According to Mr. Dreman, ``My idea is that we accumulate useful resources, such as crude for our strategic oil reserve. This would create new jobs, halt a deflationary spiral and give us some protection against the next international oil crisis. If the government allocated $500 billion at current prices, it would add 10 billion barrels of oil, which amounts to 17 months' consumption. The government could undertake similar purchase programs for copper, aluminum, lead and other essential industrial commodities now trading at very depressed prices.

``An oil-buying binge would be a win for taxpayers as well. Oil bought today below $60 a barrel can be released back into the market at $120 after economic activity has picked up and inflation has resumed.”

Mr. Dreman’s suggestion implies that the US government should engage with China and the rest of the world in a bidding war over oil and other commodities. The idea is to directly stoke inflation by means of direct intervention in the commodity markets.
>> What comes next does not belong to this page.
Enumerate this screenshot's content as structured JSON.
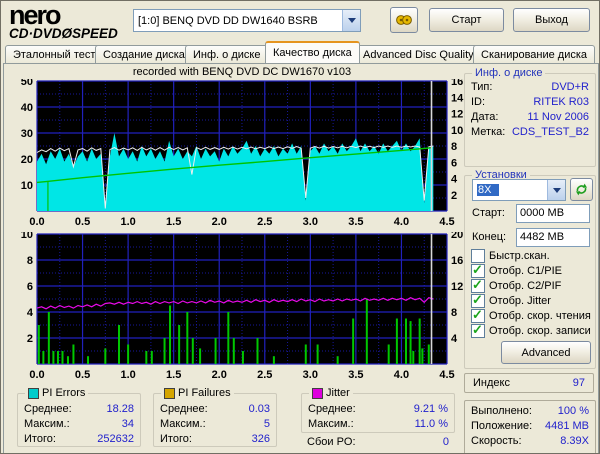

However, high commodity prices reduce the purchasing power of consumers or the taxpayers, so it is a contradiction how taxpayers/consumers would benefit from high commodity prices. Put differently, the US government may earn from a spread alright, but the world in general will be poorer because of the lesser amount of goods the Americans and people around the world can acquire.

Moreover he seems to suggest that the US government should be transformed into a proprietary trading desk. Governments don’t work for profit but for social concerns.

Besides a policy directed at a race to own commodities could serve as a casus belli for a world war at war or a world resource war.

What have these “inflationists” have been smoking, anyway?

Overall, the inflationary policies of global governments are key drivers to oil prices at over $200 per barrel!